A Tapachula, ville frontière du Sud-Ouest du Mexique, ce sont environ 2’200 maisons qui ont été emportées par la furie des eaux au moment de l’ouragan Stan. Le projet de reconstruction de l’habitat a principalement consisté en la réalisation, par une entreprise mandatée par l’Etat du Chiapas, de 2’459 maisons individuelles identiques de 38m2 chacune, situées sur un site unique de 23 hectares. Le site de la reconstruction se localise en dehors de toute zone urbanisée, à huit kilomètres du centre-ville. Ce travail a cherché à évaluer dans quelle mesure le projet de reconstruction contribuait à la réduction des multiples facteurs de vulnérabilité et au développement durable. Les questions auxquelles on a plus particulièrement cherché répondre étaient les suivantes :
– S’est-on appuyé sur les atouts locaux pour la reconstruction, en particulier les entreprises locales, les ONG locales, les populations sinistrées ? Les mesures de reconstructions ont-elles eu des retombées positives au niveau de l’environnement, du bien-être social ou de l’économie locale ?

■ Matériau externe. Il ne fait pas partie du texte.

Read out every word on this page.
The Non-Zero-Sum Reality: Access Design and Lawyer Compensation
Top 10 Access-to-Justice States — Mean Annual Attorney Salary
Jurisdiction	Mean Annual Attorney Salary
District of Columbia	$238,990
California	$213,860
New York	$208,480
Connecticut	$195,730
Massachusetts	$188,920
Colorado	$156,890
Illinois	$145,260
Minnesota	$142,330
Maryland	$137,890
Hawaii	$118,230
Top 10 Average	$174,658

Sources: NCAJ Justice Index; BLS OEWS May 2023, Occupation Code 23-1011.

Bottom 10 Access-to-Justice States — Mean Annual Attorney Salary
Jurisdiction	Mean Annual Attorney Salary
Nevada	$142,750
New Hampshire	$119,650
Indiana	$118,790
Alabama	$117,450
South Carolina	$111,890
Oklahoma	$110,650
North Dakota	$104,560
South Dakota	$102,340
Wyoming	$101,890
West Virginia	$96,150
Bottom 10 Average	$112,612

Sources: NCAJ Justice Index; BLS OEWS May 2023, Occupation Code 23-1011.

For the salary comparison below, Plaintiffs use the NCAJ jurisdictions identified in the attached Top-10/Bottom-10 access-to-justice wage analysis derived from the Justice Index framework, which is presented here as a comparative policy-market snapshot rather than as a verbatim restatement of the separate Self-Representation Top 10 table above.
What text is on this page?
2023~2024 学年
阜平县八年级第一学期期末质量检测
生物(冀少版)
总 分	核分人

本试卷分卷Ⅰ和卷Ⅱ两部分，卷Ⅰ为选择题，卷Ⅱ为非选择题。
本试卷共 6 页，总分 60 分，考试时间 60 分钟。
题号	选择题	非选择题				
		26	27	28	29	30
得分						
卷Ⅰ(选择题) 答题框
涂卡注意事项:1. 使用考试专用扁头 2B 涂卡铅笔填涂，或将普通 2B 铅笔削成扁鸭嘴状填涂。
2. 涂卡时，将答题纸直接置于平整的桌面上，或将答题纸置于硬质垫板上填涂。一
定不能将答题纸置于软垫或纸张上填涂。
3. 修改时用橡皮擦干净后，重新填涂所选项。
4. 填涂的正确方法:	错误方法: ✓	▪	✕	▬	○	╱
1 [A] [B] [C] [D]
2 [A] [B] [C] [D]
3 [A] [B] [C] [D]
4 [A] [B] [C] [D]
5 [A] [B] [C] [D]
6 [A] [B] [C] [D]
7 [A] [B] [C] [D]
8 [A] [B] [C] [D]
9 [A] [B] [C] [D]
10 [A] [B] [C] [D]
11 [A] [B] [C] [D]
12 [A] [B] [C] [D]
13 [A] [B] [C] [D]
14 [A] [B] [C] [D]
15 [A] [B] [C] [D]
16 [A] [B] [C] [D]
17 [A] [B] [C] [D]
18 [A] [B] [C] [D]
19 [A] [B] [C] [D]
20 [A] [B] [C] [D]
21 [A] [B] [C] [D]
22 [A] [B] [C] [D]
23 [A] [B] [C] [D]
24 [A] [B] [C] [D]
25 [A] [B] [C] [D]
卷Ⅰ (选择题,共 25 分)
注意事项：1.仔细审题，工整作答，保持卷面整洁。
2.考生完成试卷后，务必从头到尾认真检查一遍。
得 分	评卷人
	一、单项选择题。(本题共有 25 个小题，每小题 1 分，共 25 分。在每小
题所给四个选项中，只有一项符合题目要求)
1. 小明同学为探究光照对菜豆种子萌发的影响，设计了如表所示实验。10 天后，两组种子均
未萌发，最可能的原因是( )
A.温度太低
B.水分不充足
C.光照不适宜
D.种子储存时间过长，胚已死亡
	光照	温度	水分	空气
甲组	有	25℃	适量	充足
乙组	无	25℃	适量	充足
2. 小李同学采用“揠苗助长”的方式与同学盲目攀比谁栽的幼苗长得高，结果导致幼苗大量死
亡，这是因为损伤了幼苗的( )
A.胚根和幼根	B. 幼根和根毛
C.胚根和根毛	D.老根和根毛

– Comment la population a-t-elle pu participer au processus de reconstruction ? Quels choix leur ont été proposés, a-t-on tenu compte des situations particulières propres à chaque famille ?
– Comment le projet a-t-il tenu compte des impératifs de l’aménagement du territoire : relations avec la planification existante, desserte en transports publics, qualités urbaines du nouveau quartier, offre de services de base, etc.
– Le projet a-il contribué à une meilleure gouvernance, à savoir une meilleure coordination horizontale entre l’ensemble des administrations concernées, ainsi qu’à une plus grande interaction entre les administrations, l’économie privée et la société civile ?
On a montré que ce projet mexicain peut être considéré comme exemplaire d’un modèle de type «assistanciel», où les options sont entièrement définies et dirigées au niveau de l’État ou de ses mandataires. Cependant, à ce modèle « top-down » peuvent être opposés d’autres modèles plus « participatifs ». La participation de la population peut se décliner sur plusieurs degrés, allant de l’auto-construction complètement autonome à différents modèles où des agents extérieurs, en général des ONG, offrent leur appui sous forme de matériel, d’aide à la gestion du projet ou de soutien technique.
Aucun modèle n’est parfait: le modèle « assistanciel » a en général le mérite de la rapidité des résultats et de la normalisation des aides apportées. Il est également porteur du point de vue politique, les élus pouvant faire valoir de manière dûment quantifiée l’efficacité de l’action publique. Il est en revanche peu à même de prendre en compte la variabilité des besoins et les particularités locales. Le modèle participatif, au contraire, intègre mieux les populations concernées, mais suppose souvent des tâtonnements et de longs processus. Ces deux modèles dialoguent rarement, le premier type étant en général le préféré des administrations centralisées, le second celui des ONG sensibles au concept de participation.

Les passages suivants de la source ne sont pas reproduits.